Elio Migliorança

REAÇÃO À INSENSATEZ

Mesmo que esta seja uma voz isolada de alguém que se recusa a aceitar uma ação insensata e uma afronta ao bom senso como algo normal,  manifesto repúdio aos fatos da semana que passou. O magistério tem agora um representante na Assembleia Legislativa. O professor José Lemos, que foi presidente da APP/Sindicato, agora é deputado estadual e, ao participar de um dos primeiros atos públicos, envergonhou a classe do magistério. É aquele momento de bobeira em que você perde a oportunidade de ficar quieto, atitude com a qual ganharia muito mais. Conheço-o pessoalmente  e não consigo entender as razões que o levaram a tal desatino. Refiro-me à sua participação e discurso no recente episódio em que participou da manifestação do MST na Ponte da Amizade, em Foz do Iguaçu, em apoio ao movimento dos “campesinos paraguaios”, que defendem a expulsão dos brasiguaios e a revisão do Tratado de Itaipu em favor do Paraguai. Uma posição inaceitável de parte de um deputado brasileiro.

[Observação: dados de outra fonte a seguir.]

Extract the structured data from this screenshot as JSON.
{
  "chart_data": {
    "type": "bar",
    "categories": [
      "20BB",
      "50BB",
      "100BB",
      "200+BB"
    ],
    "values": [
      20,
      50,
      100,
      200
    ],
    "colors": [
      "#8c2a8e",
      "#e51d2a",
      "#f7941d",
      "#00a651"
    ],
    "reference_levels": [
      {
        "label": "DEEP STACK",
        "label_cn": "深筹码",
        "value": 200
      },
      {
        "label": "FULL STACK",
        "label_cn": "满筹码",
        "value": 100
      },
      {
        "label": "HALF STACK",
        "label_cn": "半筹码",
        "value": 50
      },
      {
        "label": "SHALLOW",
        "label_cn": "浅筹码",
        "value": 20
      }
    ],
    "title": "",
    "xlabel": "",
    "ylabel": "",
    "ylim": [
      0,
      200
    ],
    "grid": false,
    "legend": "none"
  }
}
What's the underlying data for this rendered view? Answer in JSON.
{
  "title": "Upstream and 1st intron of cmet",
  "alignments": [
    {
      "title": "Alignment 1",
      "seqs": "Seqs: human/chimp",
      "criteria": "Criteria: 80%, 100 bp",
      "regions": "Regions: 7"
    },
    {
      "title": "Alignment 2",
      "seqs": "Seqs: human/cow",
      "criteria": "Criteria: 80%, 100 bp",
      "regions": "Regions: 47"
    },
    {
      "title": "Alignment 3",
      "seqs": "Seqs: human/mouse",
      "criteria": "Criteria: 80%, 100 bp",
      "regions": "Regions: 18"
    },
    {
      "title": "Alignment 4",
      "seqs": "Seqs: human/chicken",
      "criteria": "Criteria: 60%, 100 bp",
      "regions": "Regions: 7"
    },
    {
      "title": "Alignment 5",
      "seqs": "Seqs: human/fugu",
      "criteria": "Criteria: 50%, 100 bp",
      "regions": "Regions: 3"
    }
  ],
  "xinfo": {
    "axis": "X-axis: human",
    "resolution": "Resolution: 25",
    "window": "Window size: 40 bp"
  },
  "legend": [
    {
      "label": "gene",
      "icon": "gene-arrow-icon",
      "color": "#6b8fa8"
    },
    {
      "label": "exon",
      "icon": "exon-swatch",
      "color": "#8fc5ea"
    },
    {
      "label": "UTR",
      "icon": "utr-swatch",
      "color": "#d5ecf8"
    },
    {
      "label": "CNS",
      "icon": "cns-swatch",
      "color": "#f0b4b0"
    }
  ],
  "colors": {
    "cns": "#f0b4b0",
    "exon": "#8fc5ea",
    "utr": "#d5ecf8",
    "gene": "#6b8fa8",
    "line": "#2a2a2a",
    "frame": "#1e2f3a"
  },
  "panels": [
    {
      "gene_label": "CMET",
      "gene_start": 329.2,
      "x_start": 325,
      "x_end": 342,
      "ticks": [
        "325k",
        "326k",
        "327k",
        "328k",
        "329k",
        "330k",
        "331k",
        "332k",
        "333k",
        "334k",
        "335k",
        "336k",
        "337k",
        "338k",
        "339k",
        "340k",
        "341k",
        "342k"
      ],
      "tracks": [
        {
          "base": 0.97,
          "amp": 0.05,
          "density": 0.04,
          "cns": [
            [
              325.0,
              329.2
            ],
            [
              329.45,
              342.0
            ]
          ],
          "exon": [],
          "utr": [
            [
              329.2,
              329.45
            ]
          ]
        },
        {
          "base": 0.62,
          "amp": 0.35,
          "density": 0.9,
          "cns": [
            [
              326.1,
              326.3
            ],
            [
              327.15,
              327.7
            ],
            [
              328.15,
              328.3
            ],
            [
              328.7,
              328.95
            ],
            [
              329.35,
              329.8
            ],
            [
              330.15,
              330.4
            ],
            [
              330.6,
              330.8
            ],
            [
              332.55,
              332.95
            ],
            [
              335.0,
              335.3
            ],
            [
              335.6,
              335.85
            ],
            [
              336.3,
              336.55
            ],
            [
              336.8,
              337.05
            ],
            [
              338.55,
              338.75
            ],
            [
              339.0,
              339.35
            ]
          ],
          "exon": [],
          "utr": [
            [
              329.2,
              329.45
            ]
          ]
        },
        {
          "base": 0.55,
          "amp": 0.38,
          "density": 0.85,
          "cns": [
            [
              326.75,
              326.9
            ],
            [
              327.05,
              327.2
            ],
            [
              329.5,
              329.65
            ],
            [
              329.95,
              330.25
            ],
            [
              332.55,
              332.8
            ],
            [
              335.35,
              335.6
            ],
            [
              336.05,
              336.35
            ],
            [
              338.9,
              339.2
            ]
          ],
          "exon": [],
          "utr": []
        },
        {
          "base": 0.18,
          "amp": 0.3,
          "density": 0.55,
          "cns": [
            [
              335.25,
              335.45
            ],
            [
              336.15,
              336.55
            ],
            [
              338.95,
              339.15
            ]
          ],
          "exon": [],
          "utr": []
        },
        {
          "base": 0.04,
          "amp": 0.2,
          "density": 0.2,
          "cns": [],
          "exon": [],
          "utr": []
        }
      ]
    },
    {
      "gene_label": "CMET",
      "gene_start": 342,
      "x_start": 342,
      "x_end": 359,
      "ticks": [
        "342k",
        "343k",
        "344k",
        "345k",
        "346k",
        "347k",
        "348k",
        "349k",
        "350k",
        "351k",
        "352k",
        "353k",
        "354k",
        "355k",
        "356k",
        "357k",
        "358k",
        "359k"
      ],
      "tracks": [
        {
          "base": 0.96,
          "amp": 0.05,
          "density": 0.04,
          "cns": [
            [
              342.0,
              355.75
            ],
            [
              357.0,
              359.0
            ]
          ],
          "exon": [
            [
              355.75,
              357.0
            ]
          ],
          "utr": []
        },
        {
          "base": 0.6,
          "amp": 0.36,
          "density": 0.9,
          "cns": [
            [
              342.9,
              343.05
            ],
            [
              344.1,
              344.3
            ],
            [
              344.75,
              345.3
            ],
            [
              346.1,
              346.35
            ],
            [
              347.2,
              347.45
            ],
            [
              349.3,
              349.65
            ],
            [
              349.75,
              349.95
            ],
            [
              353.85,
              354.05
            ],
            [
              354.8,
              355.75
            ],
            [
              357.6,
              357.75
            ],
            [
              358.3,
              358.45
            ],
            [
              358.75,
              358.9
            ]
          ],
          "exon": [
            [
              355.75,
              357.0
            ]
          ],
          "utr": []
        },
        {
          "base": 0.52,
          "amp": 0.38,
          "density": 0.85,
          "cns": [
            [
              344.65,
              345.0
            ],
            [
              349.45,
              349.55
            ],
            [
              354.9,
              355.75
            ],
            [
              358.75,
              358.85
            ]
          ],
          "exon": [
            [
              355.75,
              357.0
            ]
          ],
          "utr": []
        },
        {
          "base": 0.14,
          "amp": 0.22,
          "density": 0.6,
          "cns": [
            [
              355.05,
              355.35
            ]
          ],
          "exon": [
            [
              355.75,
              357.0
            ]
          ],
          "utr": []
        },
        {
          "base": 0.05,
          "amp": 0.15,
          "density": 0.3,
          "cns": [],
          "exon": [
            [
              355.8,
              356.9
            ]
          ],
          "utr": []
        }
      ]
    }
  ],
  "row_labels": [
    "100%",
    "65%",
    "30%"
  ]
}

Defender que nossos irmãos brasileiros que se estabeleceram legalmente naquele país, trabalharam, construíram um patrimônio à custa de muito sacrifício, sejam expulsos do país com perda de suas propriedades. Inaceitável a posição do deputado e inaceitável a omissão de nossas autoridades em permitir a bandalheira promovida pelo MST, que deixou de ser um movimento social para se transformar numa quadrilha que espalha o medo e desrespeita a lei e a ordem sob o olhar complacente das autoridades, cujo dever é manter a ordem.
Aliás este MST, que, segundo o site “Contas Abertas”, recebeu desde 2002 a espantosa importância de R$ 151,8 milhões repassados por diversos órgãos do governo através de convênios, a entidades dirigidas por pessoas ligadas ao movimento. Recebem dos brasileiros e lutam contra os brasileiros. A revisão do Tratado de Itaipu, um tratado legal e legítimo, provocará um aumento no preço da energia elétrica que todos nós pagaremos. Não é justo. Estamos pagando a dívida contraída para a construção da usina, na qual o Paraguai entrou apenas com o barranco do lado de lá. Afinal, revisar o quê? Colega deputado, assessore-se melhor para não entrar em outra gelada destas, caso contrário seu futuro político será breve.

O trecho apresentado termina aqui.